Conectividade e digitalização
O Global Strategic Trends Out to 2055, elaborado pelo Ministério da Defesa do Reino Unido, aponta que a conectividade será elemento central para o crescimento econômico regional. Mesmo com ampla difusão da telefonia móvel, a América Latina apresenta desigualdades no acesso à internet: 71% da população urbana é conectada, contra 37% no meio rural. O estudo alerta que manter essas lacunas até 2055 pode limitar inovação, produtividade e crescimento, tornando essencial a expansão de redes móveis de nova geração e da banda larga fixa no Brasil.
O documento ainda indica que gerações sem fio futuras, como o 6G prevista para a segunda metade da década de 2030, poderão elevar a velocidade, capacidade e aplicações de IA, cidades inteligentes e automação industrial, fortalecendo o papel do Brasil no ecossistema regional.

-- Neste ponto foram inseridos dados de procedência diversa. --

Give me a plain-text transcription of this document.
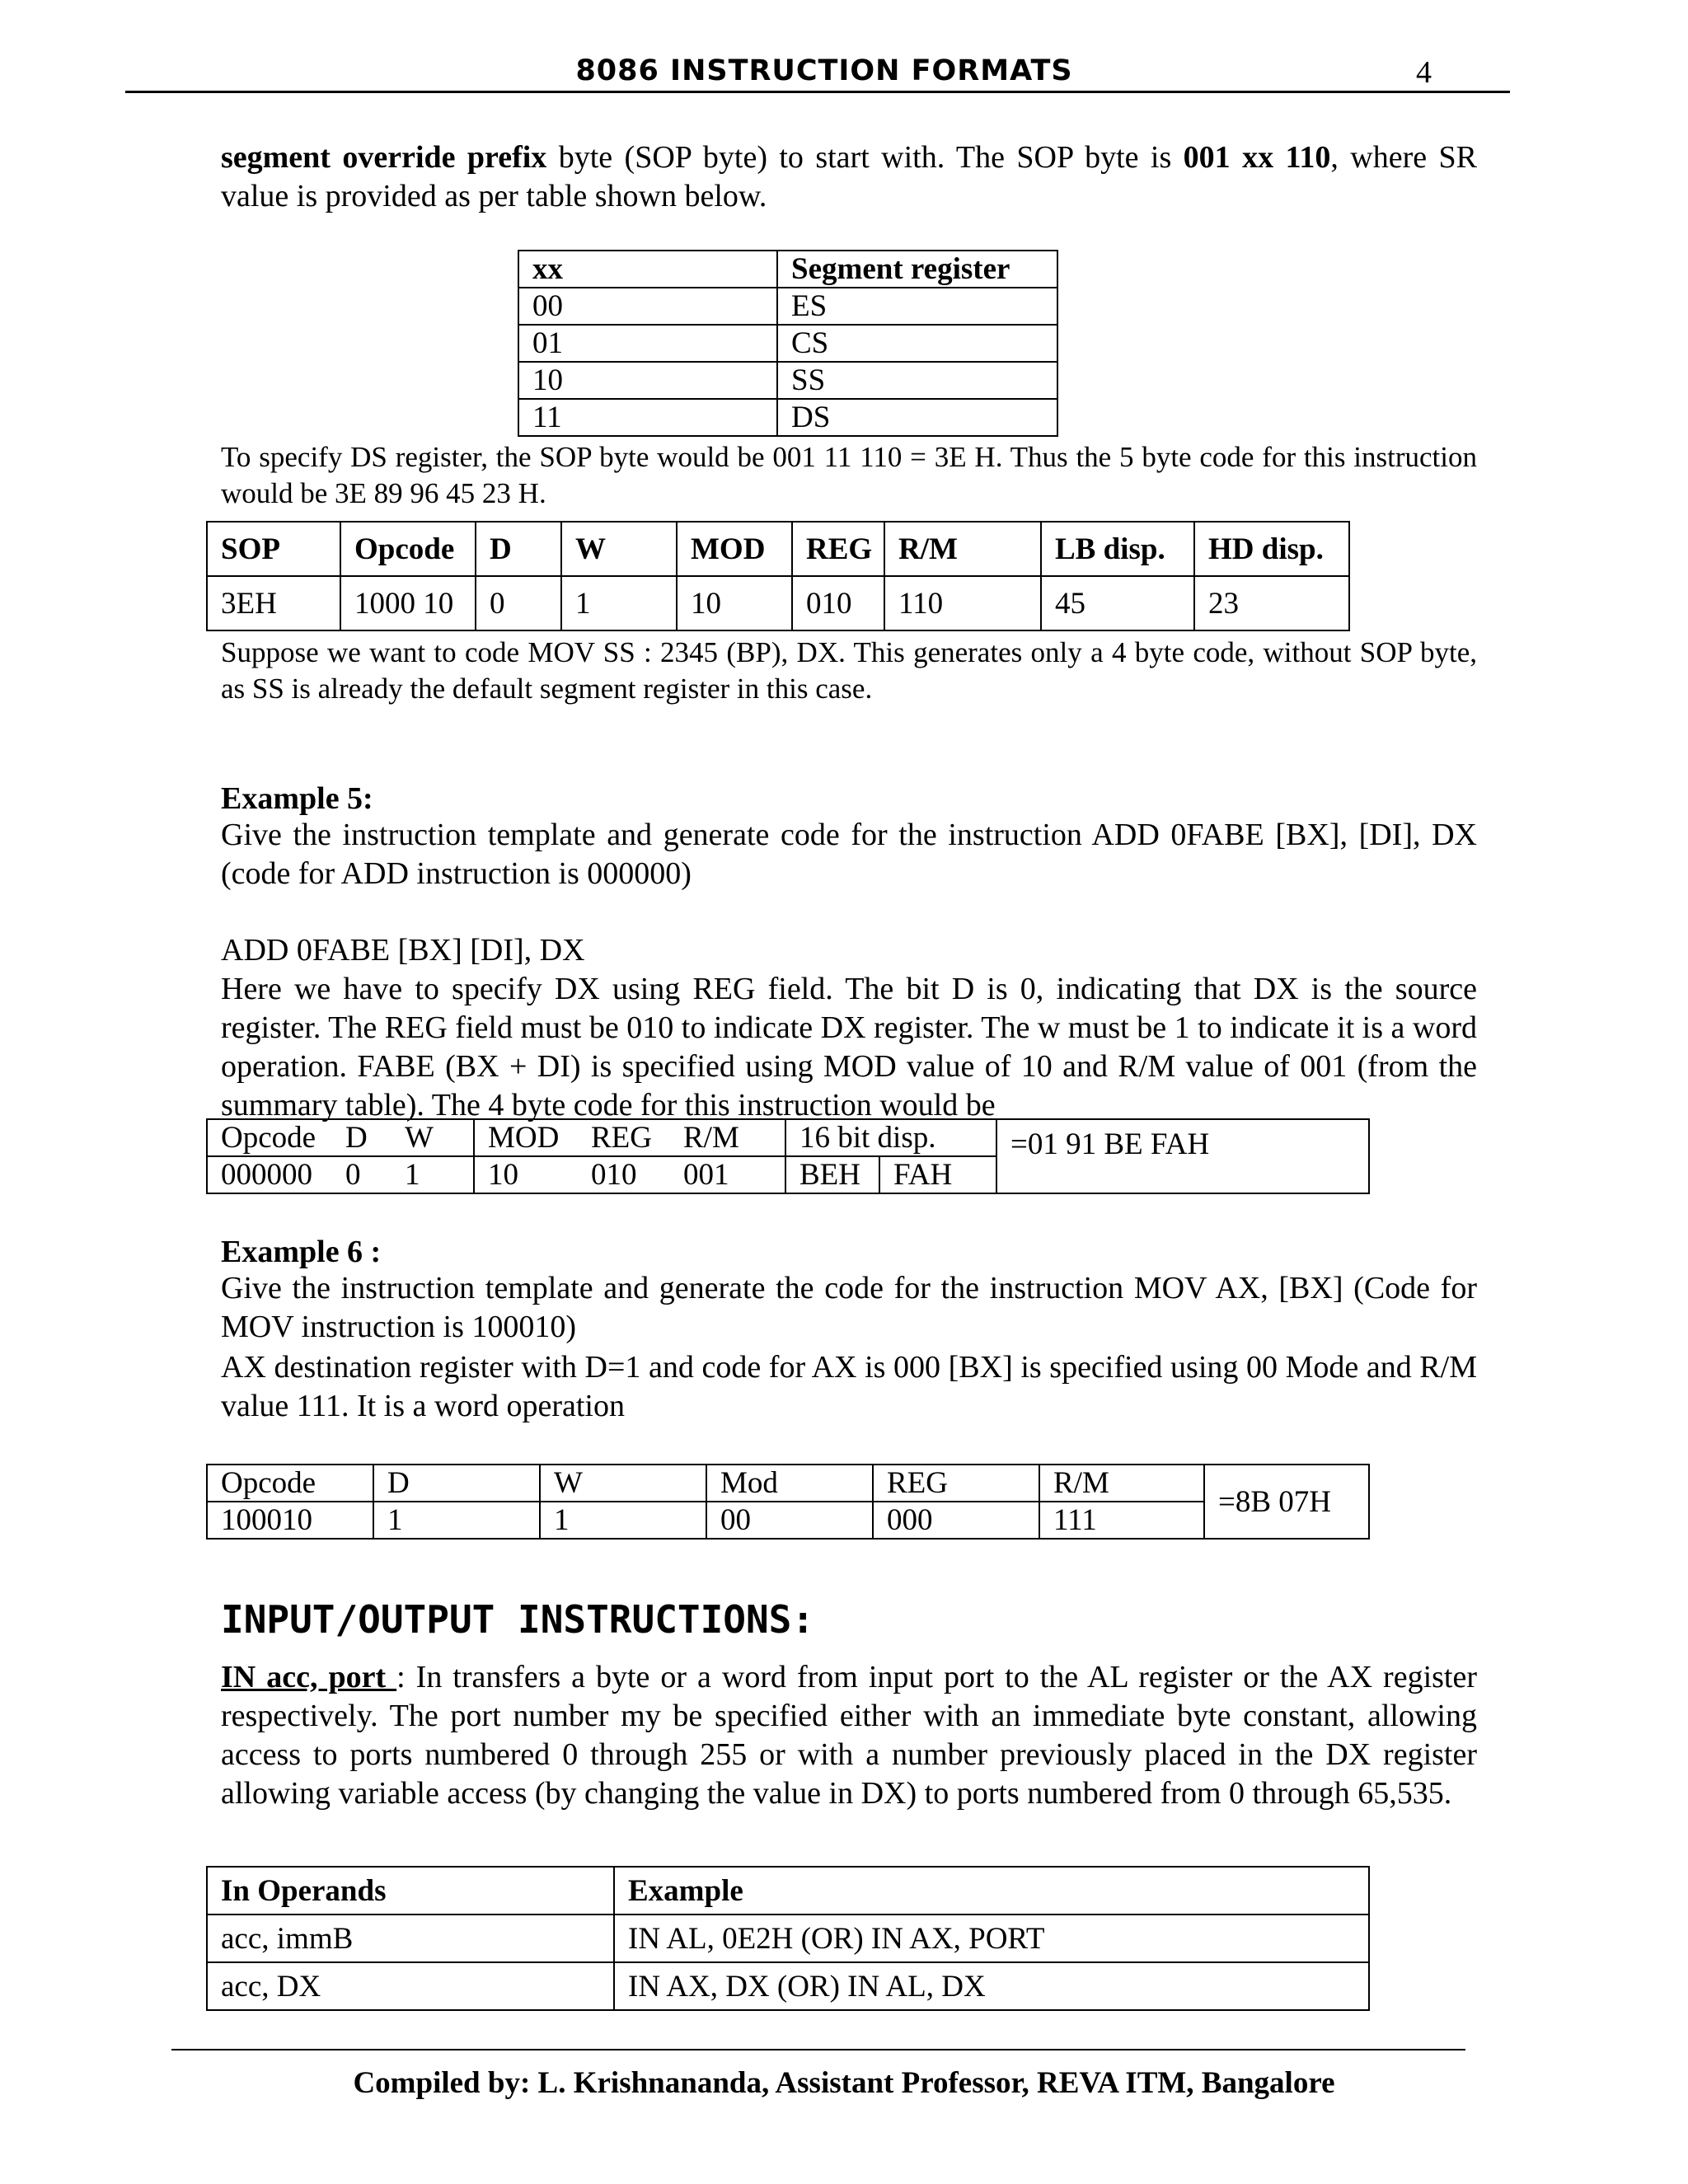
8086 INSTRUCTION FORMATS	4
segment override prefix byte (SOP byte) to start with. The SOP byte is 001 xx 110, where SR value is provided as per table shown below.
xx	Segment register
00	ES
01	CS
10	SS
11	DS
To specify DS register, the SOP byte would be 001 11 110 = 3E H. Thus the 5 byte code for this instruction would be 3E 89 96 45 23 H.
SOP	Opcode	D	W	MOD	REG	R/M	LB disp.	HD disp.
3EH	1000 10	0	1	10	010	110	45	23
Suppose we want to code MOV SS : 2345 (BP), DX. This generates only a 4 byte code, without SOP byte, as SS is already the default segment register in this case.
Example 5:
Give the instruction template and generate code for the instruction ADD 0FABE [BX], [DI], DX (code for ADD instruction is 000000)
ADD 0FABE [BX] [DI], DX
Here we have to specify DX using REG field. The bit D is 0, indicating that DX is the source register. The REG field must be 010 to indicate DX register. The w must be 1 to indicate it is a word operation. FABE (BX + DI) is specified using MOD value of 10 and R/M value of 001 (from the summary table). The 4 byte code for this instruction would be
Opcode	D	W	MOD	REG	R/M	16 bit disp.		=01 91 BE FAH
000000	0	1	10	010	001	BEH	FAH	
Example 6 :
Give the instruction template and generate the code for the instruction MOV AX, [BX] (Code for MOV instruction is 100010)
AX destination register with D=1 and code for AX is 000 [BX] is specified using 00 Mode and R/M value 111. It is a word operation
Opcode	D	W	Mod	REG	R/M	=8B 07H
100010	1	1	00	000	111	
INPUT/OUTPUT INSTRUCTIONS:
IN acc, port : In transfers a byte or a word from input port to the AL register or the AX register respectively. The port number my be specified either with an immediate byte constant, allowing access to ports numbered 0 through 255 or with a number previously placed in the DX register allowing variable access (by changing the value in DX) to ports numbered from 0 through 65,535.
In Operands	Example
acc, immB	IN AL, 0E2H (OR) IN AX, PORT
acc, DX	IN AX, DX (OR) IN AL, DX
Compiled by: L. Krishnananda, Assistant Professor, REVA ITM, Bangalore
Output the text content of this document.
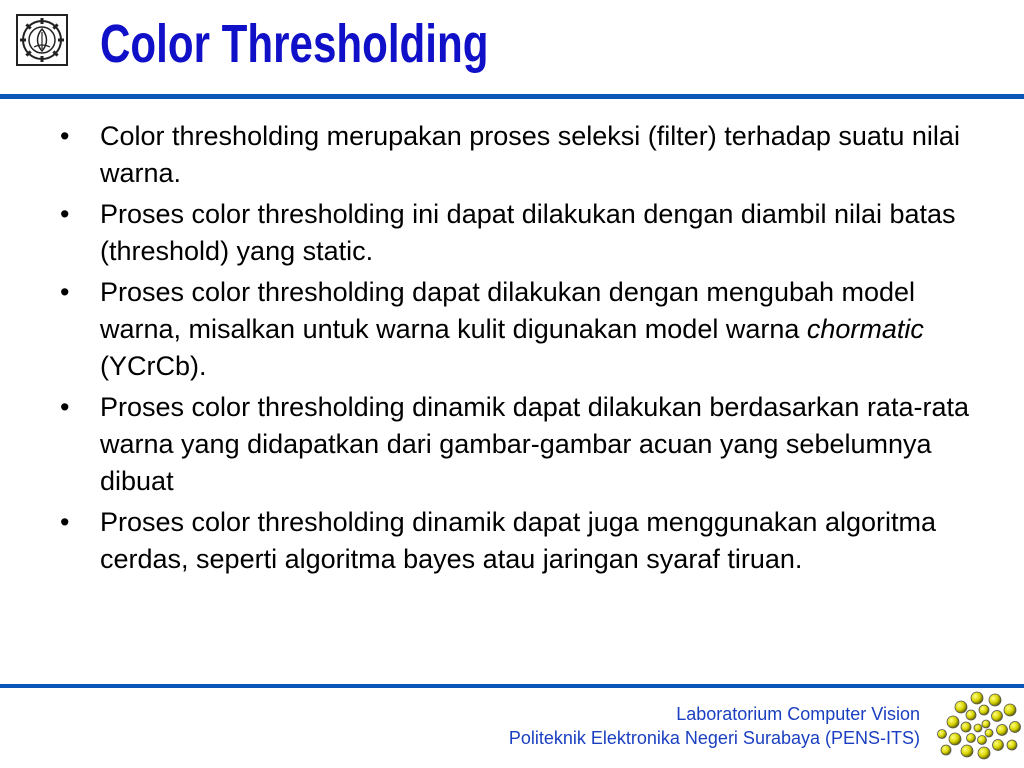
Color Thresholding
• Color thresholding merupakan proses seleksi (filter) terhadap suatu nilai warna.
• Proses color thresholding ini dapat dilakukan dengan diambil nilai batas (threshold) yang static.
• Proses color thresholding dapat dilakukan dengan mengubah model warna, misalkan untuk warna kulit digunakan model warna chormatic (YCrCb).
• Proses color thresholding dinamik dapat dilakukan berdasarkan rata-rata warna yang didapatkan dari gambar-gambar acuan yang sebelumnya dibuat
• Proses color thresholding dinamik dapat juga menggunakan algoritma cerdas, seperti algoritma bayes atau jaringan syaraf tiruan.
Laboratorium Computer Vision
Politeknik Elektronika Negeri Surabaya (PENS-ITS)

Energia renovável e data centers
Outro eixo estratégico é a transição energética global. A rápida expansão de energia solar e eólica pode tornar regiões com abundância de fontes renováveis destinos prioritários para infraestrutura digital intensiva em energia. Dados apontam que data centers consomem entre 1% e 1,5% da eletricidade global e respondem por até 2% das emissões de gases de efeito estufa. Com o aumento de serviços em nuvem, IA e processamento de grandes volumes de dados, a demanda por energia tende a crescer.
A matriz brasileira, com forte participação de hidrelétricas e o avanço de solar e eólica, pode oferecer vantagens competitivas para atrair investimentos em data centers e infraestrutura de processamento, desde que se mantenha segurança energética e regulação estável.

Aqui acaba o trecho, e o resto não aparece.